Yesterday we saw the cash Dow close higher by 81 points at 11,143 and that was a new closing high for this leg up and just 62 points short of the April 26th closing high of 11,205 and 103 points shy of the all important 11,246 Fibonacci resistance. What went unnoticed by most if not all is that the Transports closed up 19 points at 4,713 but failed to make a higher closing high. The Transports closed at 4,731 on October 13th so we now have a non-confirmation of the Dow's higher high by the Transports. The question that needs to be asked is whether or not this is a significant event.
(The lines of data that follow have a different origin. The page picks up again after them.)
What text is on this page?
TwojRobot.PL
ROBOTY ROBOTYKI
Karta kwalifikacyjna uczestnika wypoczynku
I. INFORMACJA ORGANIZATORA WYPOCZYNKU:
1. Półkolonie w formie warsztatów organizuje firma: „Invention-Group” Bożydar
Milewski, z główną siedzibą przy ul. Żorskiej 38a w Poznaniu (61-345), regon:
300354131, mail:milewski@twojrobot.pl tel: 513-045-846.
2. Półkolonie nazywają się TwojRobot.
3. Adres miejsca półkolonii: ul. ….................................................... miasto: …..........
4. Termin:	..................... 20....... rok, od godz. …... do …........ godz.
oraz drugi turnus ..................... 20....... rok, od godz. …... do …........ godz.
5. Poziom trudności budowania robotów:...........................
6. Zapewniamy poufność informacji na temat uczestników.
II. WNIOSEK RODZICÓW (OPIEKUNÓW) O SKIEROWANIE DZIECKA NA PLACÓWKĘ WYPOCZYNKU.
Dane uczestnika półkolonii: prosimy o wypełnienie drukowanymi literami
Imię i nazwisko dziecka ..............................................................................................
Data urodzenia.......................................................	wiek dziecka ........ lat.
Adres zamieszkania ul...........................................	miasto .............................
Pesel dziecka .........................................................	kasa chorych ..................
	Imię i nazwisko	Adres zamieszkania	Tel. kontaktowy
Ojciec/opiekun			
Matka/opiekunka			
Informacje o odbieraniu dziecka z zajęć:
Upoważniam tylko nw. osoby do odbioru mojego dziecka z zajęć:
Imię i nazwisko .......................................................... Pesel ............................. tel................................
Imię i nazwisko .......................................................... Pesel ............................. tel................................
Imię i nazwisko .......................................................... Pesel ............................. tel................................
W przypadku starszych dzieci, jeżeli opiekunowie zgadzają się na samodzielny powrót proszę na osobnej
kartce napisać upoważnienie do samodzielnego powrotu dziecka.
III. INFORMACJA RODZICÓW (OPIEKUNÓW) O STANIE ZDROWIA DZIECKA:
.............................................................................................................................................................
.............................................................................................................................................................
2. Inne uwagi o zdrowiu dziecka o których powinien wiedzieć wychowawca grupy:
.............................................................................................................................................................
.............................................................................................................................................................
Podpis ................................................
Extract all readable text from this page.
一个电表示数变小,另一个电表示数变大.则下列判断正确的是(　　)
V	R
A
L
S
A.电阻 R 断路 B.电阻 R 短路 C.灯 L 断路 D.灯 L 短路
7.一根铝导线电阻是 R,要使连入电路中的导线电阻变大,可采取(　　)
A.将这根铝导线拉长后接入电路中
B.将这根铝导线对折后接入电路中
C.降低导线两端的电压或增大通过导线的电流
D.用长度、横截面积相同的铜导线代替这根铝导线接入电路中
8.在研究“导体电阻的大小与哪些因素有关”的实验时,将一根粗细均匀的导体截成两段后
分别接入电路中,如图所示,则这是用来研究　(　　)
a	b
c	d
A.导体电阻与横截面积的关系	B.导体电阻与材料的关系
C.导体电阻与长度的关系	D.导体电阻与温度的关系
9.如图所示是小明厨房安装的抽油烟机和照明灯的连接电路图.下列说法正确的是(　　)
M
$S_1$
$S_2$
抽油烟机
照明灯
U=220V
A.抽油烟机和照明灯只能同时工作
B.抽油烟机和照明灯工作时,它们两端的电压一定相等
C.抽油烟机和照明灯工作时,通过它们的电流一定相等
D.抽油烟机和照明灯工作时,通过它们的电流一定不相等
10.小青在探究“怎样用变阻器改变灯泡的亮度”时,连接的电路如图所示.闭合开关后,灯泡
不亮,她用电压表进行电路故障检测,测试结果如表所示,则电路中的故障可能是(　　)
Today the Dow is trading down 100 points at 11,042 at 12:30 pm EST and the decline is being blamed on China's raising of their interest rate by ¼ of 1%. I don't buy that! The banks have been coming out with poorer than expected balance sheets and still they've completely ignored the foreclosure debacle brewing in the US. I think the market is now going to begin the discounting process related to the foreclosure mess and that will not be a happy time. I want you to look
at this chart of the Philadelphia Banking Index and tell me why the recipients of all that TARP money look so terrible, and as a group they have not participated in the recent rally in stocks. I have pointed this out before and I said the Dow cannot sustain a rally if the banking sector isn't participating, and it's clear that it isn't. This is the canary in the coal mine and it is telling you where the real problem resides, i.e. in the banking sector. Once the foreclosure problem hits the cold light of day, and all the big New York lawyers begin to file class action law suits, you won't be able to give these stocks away.
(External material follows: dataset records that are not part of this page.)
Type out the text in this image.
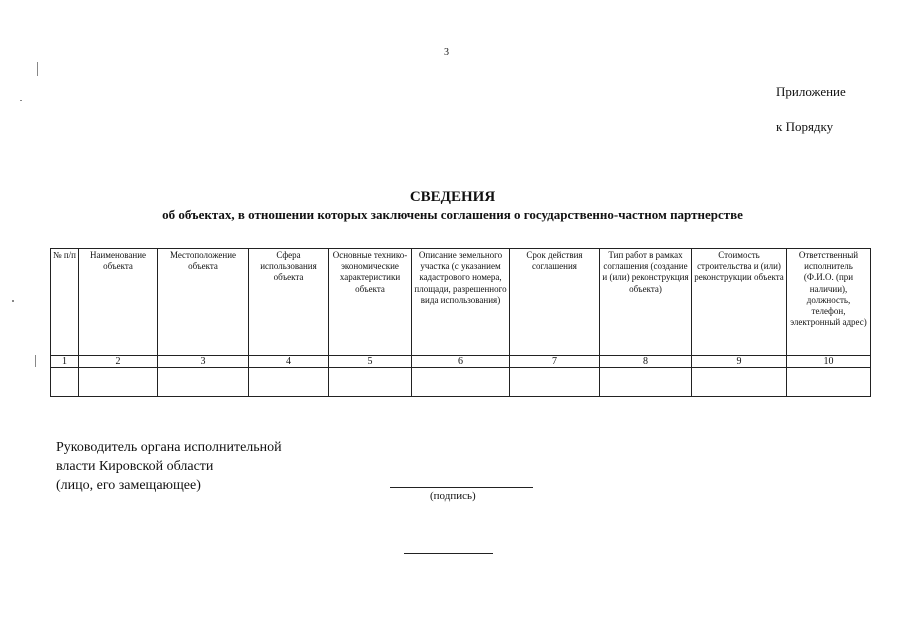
3
Приложение
к Порядку
СВЕДЕНИЯ
об объектах, в отношении которых заключены соглашения о государственно-частном партнерстве
№ п/п	Наименование объекта	Местоположение объекта	Сфера использования объекта	Основные технико-экономические характеристики объекта	Описание земельного участка (с указанием кадастрового номера, площади, разрешенного вида использования)	Срок действия соглашения	Тип работ в рамках соглашения (создание и (или) реконструкция объекта)	Стоимость строительства и (или) реконструкции объекта	Ответственный исполнитель (Ф.И.О. (при наличии), должность, телефон, электронный адрес)
1	2	3	4	5	6	7	8	9	10

Руководитель органа исполнительной
власти Кировской области
(лицо, его замещающее)
(подпись)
If the Dow has in fact topped there will be spill over into other markets over the short run. Many people have assumed that we have price inflation pushing the cost of certain commodities higher (corn, wheat, cotton, etc…), while at the same time experiencing deflationary pressures on both growth and income. I do not subscribe to that theory as most of you know by now. I see purely deflationary pressures in the economy. So if the Dow turns down here you'll see commodities prices fall and fall hard. Gold and silver will also fall back as investors scramble for liquidity. Gold could fall as low as 1,298.10 while silver could fall as low as 22.54. Maybe a little lower, but then they'll rebound and move higher to test strong resistance at 1,447.50. Likewise the dollar could rally for two or three days, maybe even as long as nine days, but nothing will save it over the long run. If the Dow has topped it means a slightly lower high and I don't think it will take all that long to give back the recent gains. The next couple of days will be very interesting to say the least.